Reeve’s worried brow turned indignant as his gaze slid up to her neck. He touched there too, and again it ached just where Syphon had grabbed her. “Who did this? Are they here?” He didn’t release her, but he swept his gaze over the room, a hand going to the sword on the ground.
“No one,” she croaked. “It was me.”
His eyes snapped back to her, and they had that look, the one that told her he knew she was lying. “How did this actually happen, Celeste?”
All she could offer him was silence.
“Did it happen, or did someone do it to you?” When she didn’t respond, his brow furrowed deeply. “Who, Celeste? Who did this?”
“It happened in a dream,” she blurted out, and then the words just kept coming, pathetic sounding as the world dissolved around her into nonsense, “I don’t know, I’m sorry, please don’t be angry with me, I didn’t mean it.”
Reeve pulled her toward him, and just like when she was panicking in the lake, she was wrenched from that hollow and confusing place in her mind and brought back into the chamber, safe but only because he was there.
“It was a dream,” she whispered into his shoulder, his arms encircling her. “But it was real too. I wish I could explain, but I—oh, gods, no.”
Celeste sucked in a breath and tried to pull herself from Reeve’s hold when she saw the shattered pieces of ceramic scattered on the floor of her chamber.
“Reeve,” she cried, pushing at him, “It’s broken! The apotrope!”
“I know,” he said, placing hands on the sides of her face so she wouldn’t look at the shards. “But it was an accident.”
“I did it?” she gasped.
“It doesn’t matter.” The stillness in his eyes brought her out of her panic before it could worsen. Her breathing slowed to match his, and her shoulders relaxed. “I’m the one who should be ashamed. I broke my vow to you,” he murmured, touching her face. “I allowed you to be hurt.”

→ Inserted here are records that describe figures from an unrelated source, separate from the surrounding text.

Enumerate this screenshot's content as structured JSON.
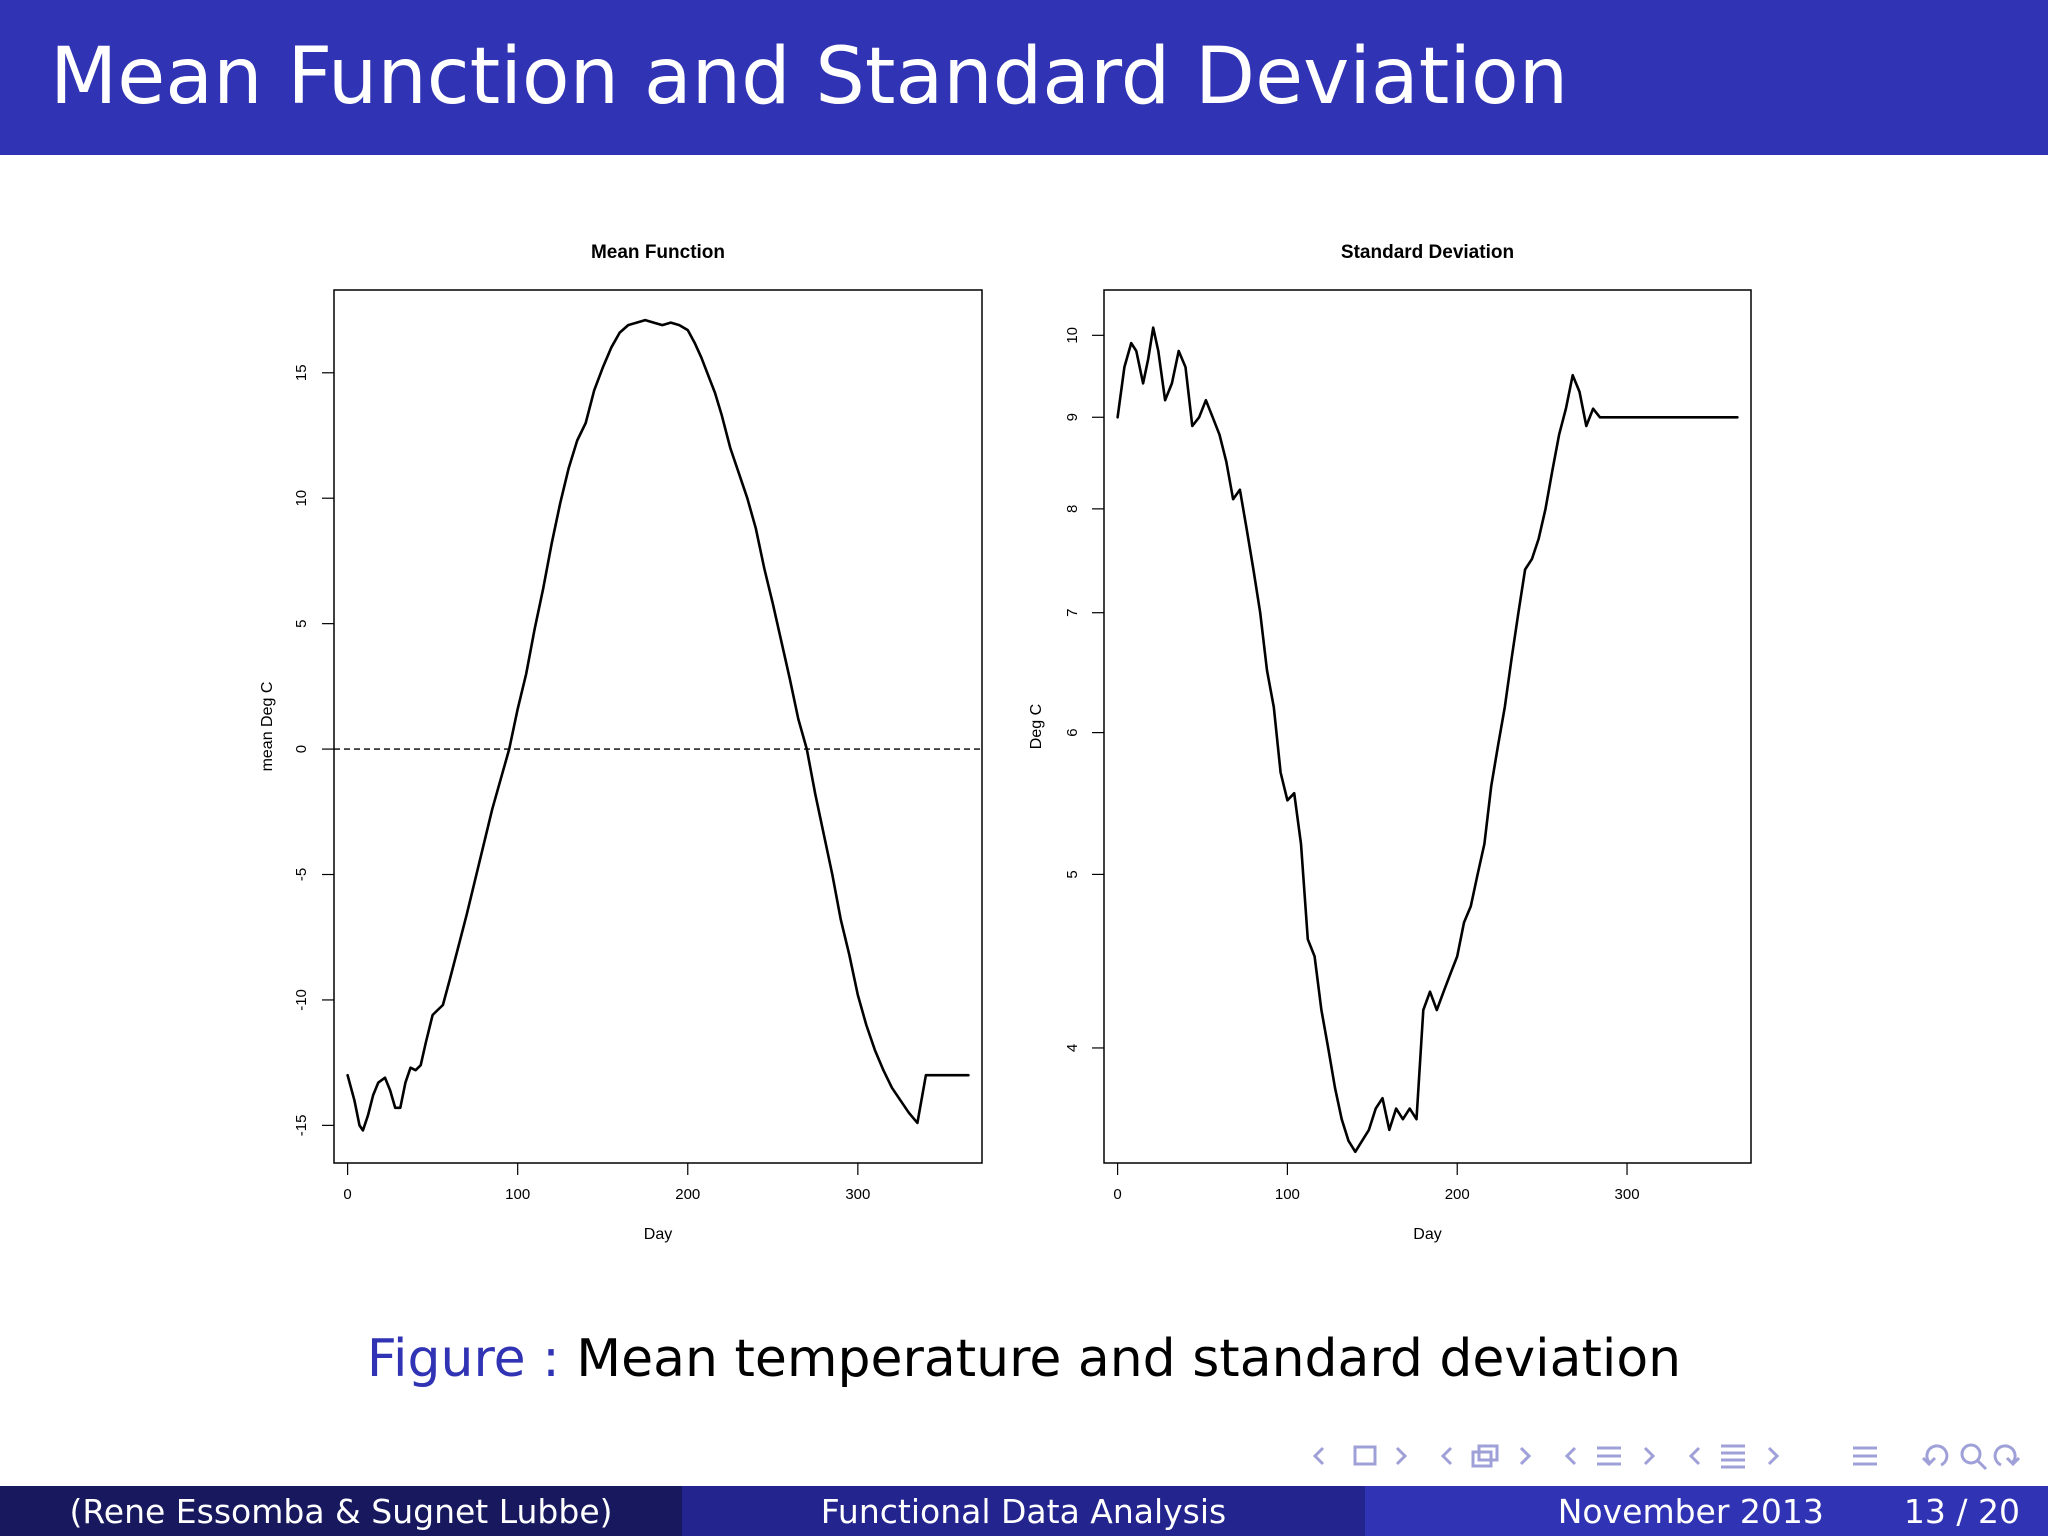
{
  "slide": {
    "title": "Mean Function and Standard Deviation",
    "caption_label": "Figure :",
    "caption_text": "Mean temperature and standard deviation"
  },
  "footer": {
    "authors": "(Rene Essomba & Sugnet Lubbe)",
    "talk_title": "Functional Data Analysis",
    "date": "November 2013",
    "page": "13 / 20"
  },
  "colors": {
    "header": "#3033b3",
    "footer_left": "#17185e",
    "footer_mid": "#23248e",
    "footer_right": "#3033b3",
    "nav_icons": "#9fa0d8"
  },
  "nav_icons": [
    "left-arrow-icon",
    "frame-icon",
    "right-arrow-icon",
    "subsection-icon",
    "section-icon",
    "toc-icon",
    "undo-icon",
    "zoom-icon",
    "redo-icon"
  ],
  "chart_data": [
    {
      "type": "line",
      "title": "Mean Function",
      "xlabel": "Day",
      "ylabel": "mean Deg C",
      "xlim": [
        -8,
        373
      ],
      "ylim": [
        -16.5,
        18.3
      ],
      "xticks": [
        0,
        100,
        200,
        300
      ],
      "yticks": [
        -15,
        -10,
        -5,
        0,
        5,
        10,
        15
      ],
      "hline": 0,
      "grid": false,
      "series": [
        {
          "x": [
            0,
            4,
            7,
            9,
            12,
            15,
            18,
            22,
            25,
            28,
            31,
            34,
            37,
            40,
            43,
            46,
            50,
            53,
            56,
            60,
            65,
            70,
            75,
            80,
            85,
            90,
            95,
            100,
            105,
            110,
            115,
            120,
            125,
            130,
            135,
            140,
            145,
            150,
            155,
            160,
            165,
            170,
            175,
            180,
            185,
            190,
            195,
            200,
            204,
            208,
            212,
            216,
            220,
            225,
            230,
            235,
            240,
            245,
            250,
            255,
            260,
            265,
            270,
            275,
            280,
            285,
            290,
            295,
            300,
            305,
            310,
            315,
            320,
            325,
            330,
            335,
            340,
            345,
            350,
            355,
            360,
            365
          ],
          "y": [
            -13.0,
            -14.0,
            -15.0,
            -15.2,
            -14.6,
            -13.8,
            -13.3,
            -13.1,
            -13.6,
            -14.3,
            -14.3,
            -13.3,
            -12.7,
            -12.8,
            -12.6,
            -11.7,
            -10.6,
            -10.4,
            -10.2,
            -9.2,
            -7.9,
            -6.6,
            -5.2,
            -3.8,
            -2.4,
            -1.2,
            0.0,
            1.6,
            3.0,
            4.8,
            6.4,
            8.2,
            9.8,
            11.2,
            12.3,
            13.0,
            14.3,
            15.2,
            16.0,
            16.6,
            16.9,
            17.0,
            17.1,
            17.0,
            16.9,
            17.0,
            16.9,
            16.7,
            16.2,
            15.6,
            14.9,
            14.2,
            13.3,
            12.0,
            11.0,
            10.0,
            8.8,
            7.2,
            5.8,
            4.3,
            2.8,
            1.2,
            0.0,
            -1.8,
            -3.4,
            -5.0,
            -6.8,
            -8.2,
            -9.8,
            -11.0,
            -12.0,
            -12.8,
            -13.5,
            -14.0,
            -14.5,
            -14.9,
            -13.0,
            -13.0,
            -13.0,
            -13.0,
            -13.0,
            -13.0
          ]
        }
      ]
    },
    {
      "type": "line",
      "title": "Standard Deviation",
      "xlabel": "Day",
      "ylabel": "Deg C",
      "yscale": "log",
      "xlim": [
        -8,
        373
      ],
      "ylim": [
        3.45,
        10.6
      ],
      "xticks": [
        0,
        100,
        200,
        300
      ],
      "yticks": [
        4,
        5,
        6,
        7,
        8,
        9,
        10
      ],
      "grid": false,
      "series": [
        {
          "x": [
            0,
            4,
            8,
            11,
            15,
            18,
            21,
            24,
            28,
            32,
            36,
            40,
            44,
            48,
            52,
            56,
            60,
            64,
            68,
            72,
            76,
            80,
            84,
            88,
            92,
            96,
            100,
            104,
            108,
            112,
            116,
            120,
            124,
            128,
            132,
            136,
            140,
            144,
            148,
            152,
            156,
            160,
            164,
            168,
            172,
            176,
            180,
            184,
            188,
            192,
            196,
            200,
            204,
            208,
            212,
            216,
            220,
            224,
            228,
            232,
            236,
            240,
            244,
            248,
            252,
            256,
            260,
            264,
            268,
            272,
            276,
            280,
            284,
            288,
            292,
            296,
            300,
            304,
            308,
            312,
            316,
            320,
            324,
            328,
            332,
            336,
            340,
            344,
            348,
            352,
            356,
            360,
            365
          ],
          "y": [
            9.0,
            9.6,
            9.9,
            9.8,
            9.4,
            9.7,
            10.1,
            9.8,
            9.2,
            9.4,
            9.8,
            9.6,
            8.9,
            9.0,
            9.2,
            9.0,
            8.8,
            8.5,
            8.1,
            8.2,
            7.8,
            7.4,
            7.0,
            6.5,
            6.2,
            5.7,
            5.5,
            5.55,
            5.2,
            4.6,
            4.5,
            4.2,
            4.0,
            3.8,
            3.65,
            3.55,
            3.5,
            3.55,
            3.6,
            3.7,
            3.75,
            3.6,
            3.7,
            3.65,
            3.7,
            3.65,
            4.2,
            4.3,
            4.2,
            4.3,
            4.4,
            4.5,
            4.7,
            4.8,
            5.0,
            5.2,
            5.6,
            5.9,
            6.2,
            6.6,
            7.0,
            7.4,
            7.5,
            7.7,
            8.0,
            8.4,
            8.8,
            9.1,
            9.5,
            9.3,
            8.9,
            9.1,
            9.0,
            9.0,
            9.0,
            9.0,
            9.0,
            9.0,
            9.0,
            9.0,
            9.0,
            9.0,
            9.0,
            9.0,
            9.0,
            9.0,
            9.0,
            9.0,
            9.0,
            9.0,
            9.0,
            9.0,
            9.0
          ]
        }
      ]
    }
  ]
}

She shook her head. “It’s my fault. All of it…my fault.”
His jaw went tight with irritation. “Is this where you always sleep?”
That made Celeste stiffen if only for its oddness. She nodded.

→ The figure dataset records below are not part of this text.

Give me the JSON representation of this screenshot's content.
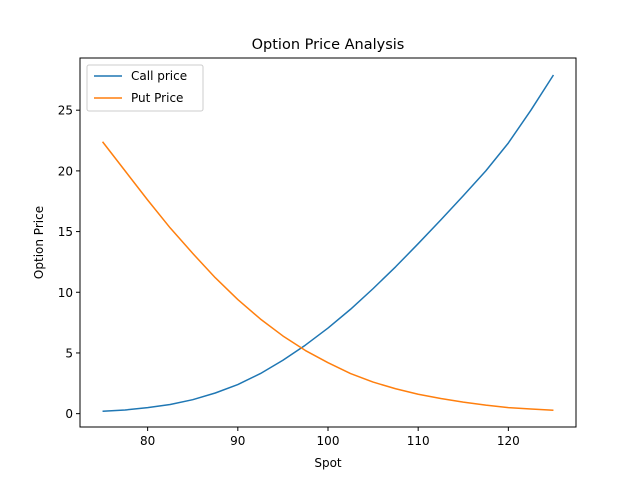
{
  "chart_data": {
    "type": "line",
    "title": "Option Price Analysis",
    "xlabel": "Spot",
    "ylabel": "Option Price",
    "xlim": [
      72.5,
      127.5
    ],
    "ylim": [
      -1.1,
      29.3
    ],
    "xticks": [
      80,
      90,
      100,
      110,
      120
    ],
    "yticks": [
      0,
      5,
      10,
      15,
      20,
      25
    ],
    "grid": false,
    "legend_position": "top-left",
    "x": [
      75,
      77.5,
      80,
      82.5,
      85,
      87.5,
      90,
      92.5,
      95,
      97.5,
      100,
      102.5,
      105,
      107.5,
      110,
      112.5,
      115,
      117.5,
      120,
      122.5,
      125
    ],
    "series": [
      {
        "name": "Call price",
        "color": "#1f77b4",
        "values": [
          0.2,
          0.3,
          0.5,
          0.75,
          1.15,
          1.7,
          2.4,
          3.3,
          4.4,
          5.65,
          7.05,
          8.6,
          10.3,
          12.1,
          14.0,
          15.95,
          17.95,
          20.0,
          22.3,
          25.0,
          27.9
        ]
      },
      {
        "name": "Put Price",
        "color": "#ff7f0e",
        "values": [
          22.4,
          20.0,
          17.6,
          15.3,
          13.2,
          11.2,
          9.4,
          7.8,
          6.4,
          5.2,
          4.2,
          3.3,
          2.6,
          2.05,
          1.6,
          1.25,
          0.95,
          0.7,
          0.5,
          0.38,
          0.28
        ]
      }
    ]
  }
}
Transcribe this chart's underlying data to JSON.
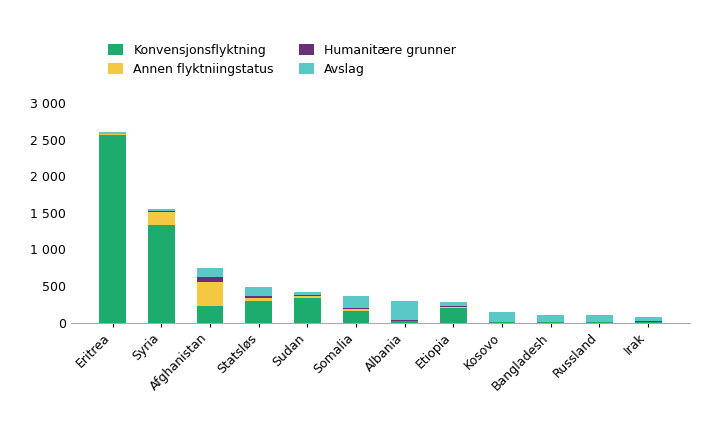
{
  "countries": [
    "Eritrea",
    "Syria",
    "Afghanistan",
    "Statsløs",
    "Sudan",
    "Somalia",
    "Albania",
    "Etiopia",
    "Kosovo",
    "Bangladesh",
    "Russland",
    "Irak"
  ],
  "konvensjonsflyktning": [
    2570,
    1340,
    220,
    300,
    340,
    160,
    15,
    200,
    5,
    5,
    5,
    10
  ],
  "annen_flyktningstatus": [
    10,
    170,
    340,
    40,
    20,
    20,
    10,
    10,
    3,
    3,
    3,
    3
  ],
  "humanitaere_grunner": [
    5,
    15,
    60,
    20,
    10,
    20,
    15,
    15,
    3,
    3,
    3,
    3
  ],
  "avslag": [
    25,
    25,
    120,
    130,
    50,
    165,
    260,
    50,
    130,
    85,
    90,
    65
  ],
  "colors": {
    "konvensjonsflyktning": "#1dab6e",
    "annen_flyktningstatus": "#f5c842",
    "humanitaere_grunner": "#6b2f7a",
    "avslag": "#5bc8c8"
  },
  "ylim": [
    0,
    3000
  ],
  "yticks": [
    0,
    500,
    1000,
    1500,
    2000,
    2500,
    3000
  ],
  "figsize": [
    7.11,
    4.3
  ],
  "dpi": 100
}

“Why? It’s even smaller than my chamber in Bendcrest.”
Celeste was unsure what to say. “This is where I’ve always been.”
He shifted beside her and the whole cot groaned. “This bed is awful. You should be in the chamber upstairs.”
“I don’t need that much space. I don’t deserve it.” She turned her face out of his touch, and he let her go, but his hands hovered protectively at her sides. “I belong down here.”

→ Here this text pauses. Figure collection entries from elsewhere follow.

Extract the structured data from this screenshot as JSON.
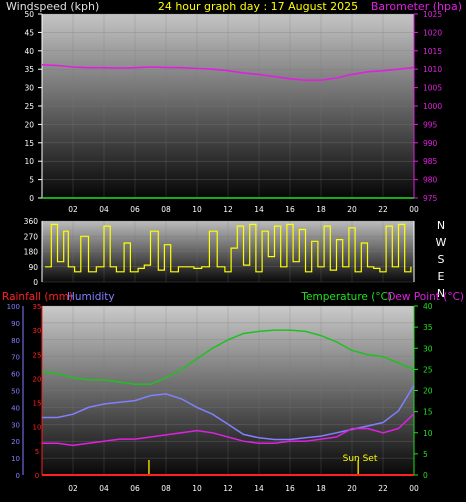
{
  "chart_data": [
    {
      "type": "line",
      "title": "24 hour graph day : 17 August 2025",
      "ylabel_left": "Windspeed (kph)",
      "ylabel_right": "Barometer (hpa)",
      "ylim_left": [
        0,
        50
      ],
      "ylim_right": [
        975,
        1025
      ],
      "left_ticks": [
        "0",
        "5",
        "10",
        "15",
        "20",
        "25",
        "30",
        "35",
        "40",
        "45",
        "50"
      ],
      "right_ticks": [
        "975",
        "980",
        "985",
        "990",
        "995",
        "1000",
        "1005",
        "1010",
        "1015",
        "1020",
        "1025"
      ],
      "x_ticks": [
        "02",
        "04",
        "06",
        "08",
        "10",
        "12",
        "14",
        "16",
        "18",
        "20",
        "22",
        "00"
      ],
      "series": [
        {
          "name": "Barometer (hpa)",
          "axis": "right",
          "color": "#e020e0",
          "x": [
            0,
            1,
            2,
            3,
            4,
            5,
            6,
            7,
            8,
            9,
            10,
            11,
            12,
            13,
            14,
            15,
            16,
            17,
            18,
            19,
            20,
            21,
            22,
            23,
            24
          ],
          "values": [
            1011.2,
            1011.0,
            1010.6,
            1010.4,
            1010.4,
            1010.3,
            1010.4,
            1010.6,
            1010.5,
            1010.4,
            1010.2,
            1010.0,
            1009.6,
            1009.0,
            1008.6,
            1008.0,
            1007.4,
            1007.0,
            1007.0,
            1007.6,
            1008.6,
            1009.3,
            1009.6,
            1010.0,
            1010.5
          ]
        }
      ]
    },
    {
      "type": "line",
      "title": "",
      "ylim": [
        0,
        360
      ],
      "y_ticks": [
        "0",
        "90",
        "180",
        "270",
        "360"
      ],
      "compass": [
        "N",
        "W",
        "S",
        "E",
        "N"
      ],
      "series": [
        {
          "name": "",
          "color": "#ffff00",
          "x": [
            0.2,
            0.6,
            1.0,
            1.4,
            1.7,
            2.1,
            2.5,
            3.0,
            3.5,
            4.0,
            4.4,
            4.8,
            5.3,
            5.7,
            6.2,
            6.6,
            7.0,
            7.5,
            7.9,
            8.3,
            8.8,
            9.3,
            9.8,
            10.3,
            10.8,
            11.3,
            11.8,
            12.2,
            12.6,
            13.0,
            13.4,
            13.8,
            14.2,
            14.6,
            15.0,
            15.4,
            15.8,
            16.2,
            16.6,
            17.0,
            17.4,
            17.8,
            18.2,
            18.6,
            19.0,
            19.4,
            19.8,
            20.2,
            20.6,
            21.0,
            21.4,
            21.8,
            22.2,
            22.6,
            23.0,
            23.4,
            23.8
          ],
          "values": [
            90,
            340,
            120,
            300,
            90,
            60,
            270,
            60,
            90,
            330,
            90,
            60,
            230,
            60,
            80,
            100,
            300,
            70,
            220,
            60,
            90,
            90,
            80,
            90,
            300,
            90,
            60,
            200,
            330,
            100,
            340,
            60,
            300,
            150,
            330,
            90,
            340,
            120,
            310,
            60,
            240,
            90,
            330,
            70,
            250,
            90,
            320,
            60,
            230,
            90,
            80,
            60,
            330,
            90,
            340,
            60,
            90
          ]
        }
      ]
    },
    {
      "type": "line",
      "ylabel_left_1": "Rainfall (mm)",
      "ylabel_left_2": "Humidity",
      "ylabel_right_1": "Temperature (°C)",
      "ylabel_right_2": "Dew Point (°C)",
      "ylim_humidity": [
        0,
        100
      ],
      "ylim_rain": [
        0,
        35
      ],
      "ylim_temp": [
        0,
        40
      ],
      "humidity_ticks": [
        "0",
        "10",
        "20",
        "30",
        "40",
        "50",
        "60",
        "70",
        "80",
        "90",
        "100"
      ],
      "rain_ticks": [
        "0",
        "5",
        "10",
        "15",
        "20",
        "25",
        "30",
        "35"
      ],
      "temp_ticks": [
        "0",
        "5",
        "10",
        "15",
        "20",
        "25",
        "30",
        "35",
        "40"
      ],
      "x_ticks": [
        "02",
        "04",
        "06",
        "08",
        "10",
        "12",
        "14",
        "16",
        "18",
        "20",
        "22",
        "00"
      ],
      "annotation": "Sun Set",
      "sun_markers_x": [
        6.9,
        20.4
      ],
      "series": [
        {
          "name": "Temperature (°C)",
          "axis": "temp",
          "color": "#20c020",
          "x": [
            0,
            1,
            2,
            3,
            4,
            5,
            6,
            7,
            8,
            9,
            10,
            11,
            12,
            13,
            14,
            15,
            16,
            17,
            18,
            19,
            20,
            21,
            22,
            23,
            24
          ],
          "values": [
            24.5,
            24.0,
            23.0,
            22.5,
            22.5,
            22.0,
            21.5,
            21.5,
            23.0,
            25.0,
            27.5,
            30.0,
            32.0,
            33.5,
            34.0,
            34.3,
            34.3,
            34.0,
            33.0,
            31.5,
            29.5,
            28.5,
            28.0,
            26.5,
            25.0
          ]
        },
        {
          "name": "Humidity",
          "axis": "humidity",
          "color": "#8080ff",
          "x": [
            0,
            1,
            2,
            3,
            4,
            5,
            6,
            7,
            8,
            9,
            10,
            11,
            12,
            13,
            14,
            15,
            16,
            17,
            18,
            19,
            20,
            21,
            22,
            23,
            24
          ],
          "values": [
            34,
            34,
            36,
            40,
            42,
            43,
            44,
            47,
            48,
            45,
            40,
            36,
            30,
            24,
            22,
            21,
            21,
            22,
            23,
            25,
            27,
            29,
            31,
            38,
            53
          ]
        },
        {
          "name": "Dew Point (°C)",
          "axis": "temp",
          "color": "#e020e0",
          "x": [
            0,
            1,
            2,
            3,
            4,
            5,
            6,
            7,
            8,
            9,
            10,
            11,
            12,
            13,
            14,
            15,
            16,
            17,
            18,
            19,
            20,
            21,
            22,
            23,
            24
          ],
          "values": [
            7.5,
            7.5,
            7.0,
            7.5,
            8.0,
            8.5,
            8.5,
            9.0,
            9.5,
            10.0,
            10.5,
            10.0,
            9.0,
            8.0,
            7.5,
            7.5,
            8.0,
            8.0,
            8.5,
            9.0,
            11.0,
            11.0,
            10.0,
            11.0,
            14.5
          ]
        },
        {
          "name": "Rainfall (mm)",
          "axis": "rain",
          "color": "#ff2020",
          "x": [
            0,
            24
          ],
          "values": [
            0,
            0
          ]
        }
      ]
    }
  ]
}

“No, you don’t, and there isn’t enough room for both of us in here anyway.” He stood and gathered his sword from the floor than took her hand. She wasn’t sure her legs would work or even if she should let them, but Reeve’s hold was so gentle as it guided her that she didn’t want to pull away, and then they were both leaving the horrid chamber behind.
CHAPTER 24
STOPPING TO THINK AND FORGETTING TO START UP AGAIN
Celeste woke to blue and yellow light dappled across a room that smelled of flowers and warm herbs. She was gripping a soft linen under her chin, and an even softer pillow cradled her head. As the bleariness left her eyes, she focused on the bedside table and the badly damaged spine of a book, the Key on it made illegible. Beside that was a set of copper cups and the kettle normally kept over the hearth, steam curling from its spout.
Two cups, someone else’s bed, and none of the murkiness of her normal chamber. Despite how awful the night had been, it was the second-best time she’d had waking up.
Beside the all too big bed sat Reeve on the floor, hunched over with his back to her. She thought at first he was praying, missing the dawn yet again but holding vigil for his god beneath the temple’s ceiling instead, but he had neither the posture nor the serenity of his morning rumination.
Celeste pressed up to peer silently over his shoulder. Before him was a piece of parchment that had once been a book’s page, its edges torn from the spine, and atop the writing was a symbol drawn with charcoal. Reeve wrapped one hand around the hilt of the Obsidian Widow Maker laid out on the ground beside him, and he spread his other palm, covered in black soot, over the page. With a murmur, divine arcana emanated under his hand and into the parchment, the symbol lighting up. When the glow dimmed, he placed the page atop a stack of others and then ripped another from a slowly shrinking book.
“Reeve? What are you doing?”
The knight turned, eyes wide but rimmed blue with sleeplessness. “Making wards, or trying to. Are you feeling better?”
She sat up and nodded but winced, touching her neck. It was less painful than the night before, but her skin stung under her fingers. “Did you rest at all?”